What would it be like if no one called, text, messaged, social media’d you for 48 hours? How would you feel? Would you like the uninterrupted solace or would you check your phone every hour in hopes for some form of digital human interaction? Some proof that someone is thinking of you, cares about you or needs you.

We all crave attention and there’s nothing wrong with that. We are social creatures who thrive on giving attention to and receiving attention from others. However, like with anything, too much of it can be addicting and alter our healthy behaviors. What’s crazy is most of us don’t even realize we have this addiction because it’s subtle and seemingly harmless. So who cares, right? Think again. When we place our self-worth in others’ hands we give them control of our self-esteem. No one should ever be in control of your self-esteem but you…that’s why it’s called “self”-esteem not “their”-esteem.

Here are a couple of questions you can ask yourself to determine if you have an attention addiction:

Are you using the “but people need me to be there for them” excuse?

There’s nothing wrong with helping people and being there for them. However, often times the people who we think need our help, really aren’t ready to change. They just need someone to listen to their drama and have no intentions of making changes to minimize their drama. You need to snip, snip those relationships because they are taking your time and energy away from healthy and positive relationships.

Do you always seek an outside person’s approval, counsel or attention to validate your value?

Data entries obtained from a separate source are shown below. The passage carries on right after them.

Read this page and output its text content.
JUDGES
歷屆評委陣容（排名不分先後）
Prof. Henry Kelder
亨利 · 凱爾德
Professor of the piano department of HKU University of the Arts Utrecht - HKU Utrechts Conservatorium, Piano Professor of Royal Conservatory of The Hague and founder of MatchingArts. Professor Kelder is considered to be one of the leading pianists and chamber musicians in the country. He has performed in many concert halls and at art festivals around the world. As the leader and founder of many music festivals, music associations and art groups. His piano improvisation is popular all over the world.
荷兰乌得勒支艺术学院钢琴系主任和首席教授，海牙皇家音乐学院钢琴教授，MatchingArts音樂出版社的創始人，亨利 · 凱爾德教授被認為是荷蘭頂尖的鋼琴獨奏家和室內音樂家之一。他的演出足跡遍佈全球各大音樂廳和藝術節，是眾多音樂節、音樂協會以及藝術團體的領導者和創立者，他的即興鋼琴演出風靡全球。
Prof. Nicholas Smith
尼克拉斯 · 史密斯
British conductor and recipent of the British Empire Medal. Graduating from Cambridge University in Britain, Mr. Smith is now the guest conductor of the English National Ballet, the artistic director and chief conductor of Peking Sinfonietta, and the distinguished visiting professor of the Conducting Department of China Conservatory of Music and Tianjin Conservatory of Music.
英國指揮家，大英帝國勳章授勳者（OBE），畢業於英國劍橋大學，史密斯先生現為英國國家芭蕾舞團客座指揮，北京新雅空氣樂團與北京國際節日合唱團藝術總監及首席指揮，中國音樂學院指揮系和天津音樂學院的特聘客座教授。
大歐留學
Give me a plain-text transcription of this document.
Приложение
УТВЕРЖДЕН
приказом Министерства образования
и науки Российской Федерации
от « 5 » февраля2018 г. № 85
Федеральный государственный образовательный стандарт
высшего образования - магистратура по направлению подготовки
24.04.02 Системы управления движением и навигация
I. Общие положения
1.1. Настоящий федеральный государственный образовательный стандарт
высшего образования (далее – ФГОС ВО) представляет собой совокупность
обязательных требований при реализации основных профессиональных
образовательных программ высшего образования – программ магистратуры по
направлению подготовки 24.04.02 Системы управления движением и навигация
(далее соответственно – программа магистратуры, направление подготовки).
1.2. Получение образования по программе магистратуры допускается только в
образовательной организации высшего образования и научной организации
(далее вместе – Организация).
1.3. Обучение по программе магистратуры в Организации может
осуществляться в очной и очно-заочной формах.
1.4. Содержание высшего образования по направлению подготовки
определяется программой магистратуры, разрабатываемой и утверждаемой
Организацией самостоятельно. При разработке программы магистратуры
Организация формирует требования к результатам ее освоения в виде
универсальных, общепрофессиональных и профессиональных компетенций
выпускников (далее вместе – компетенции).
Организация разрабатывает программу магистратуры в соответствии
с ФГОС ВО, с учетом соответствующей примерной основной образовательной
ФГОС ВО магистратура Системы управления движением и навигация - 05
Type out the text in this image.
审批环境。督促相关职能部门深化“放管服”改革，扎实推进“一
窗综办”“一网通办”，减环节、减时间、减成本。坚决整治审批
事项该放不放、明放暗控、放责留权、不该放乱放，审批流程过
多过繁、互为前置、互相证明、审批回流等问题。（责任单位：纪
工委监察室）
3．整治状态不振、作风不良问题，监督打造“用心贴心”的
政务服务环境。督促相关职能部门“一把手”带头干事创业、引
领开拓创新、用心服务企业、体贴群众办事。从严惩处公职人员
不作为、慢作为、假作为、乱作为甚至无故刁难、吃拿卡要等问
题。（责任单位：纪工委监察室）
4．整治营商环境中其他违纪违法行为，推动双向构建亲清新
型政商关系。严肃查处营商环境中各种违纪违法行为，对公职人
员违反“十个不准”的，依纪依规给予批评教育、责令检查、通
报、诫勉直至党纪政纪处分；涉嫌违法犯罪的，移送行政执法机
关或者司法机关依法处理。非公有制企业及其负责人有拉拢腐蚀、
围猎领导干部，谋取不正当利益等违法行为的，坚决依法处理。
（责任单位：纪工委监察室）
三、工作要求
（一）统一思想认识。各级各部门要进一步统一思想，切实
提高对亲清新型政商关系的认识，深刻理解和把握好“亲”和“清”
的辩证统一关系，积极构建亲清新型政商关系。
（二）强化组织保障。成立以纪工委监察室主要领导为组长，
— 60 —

If your happiness level is directly related to how much outside approval you receive in a day, then you probably are placing too much of your self-worth on what other people say or think about you. Nothing wrong with admiration from others, but if you can’t find joy and happiness in yourself without it, then you are addicted to the attention of others.

Kicking Attention Addictions to the Curb

Like all addictions, you can get rid of them. Here are a couple of simple steps:

  • Don’t make a big deal about your addiction. Just know this is an area of your life you want to improve. If you judge yourself for your attention addiction, you will erode your self-esteem.
  • Schedule time with just yourself. At first, time by yourself might seem incredibly uncomfortable. To get you over the hump, do something you enjoy or are passionate about. Make sure you disconnect from all digital interactions. Start with short periods of time slowly extending your alone time to build your endurance…just like with exercise.
  • Search for your value. During your alone time, you will discover who you really are, not what the world says you are. You will also unveil your strengths and gifts. The more you explore your gifts, the stronger your self-esteem will be.

You see breaking your attention addiction isn’t that hard. You just need to give it a little time and “attention”.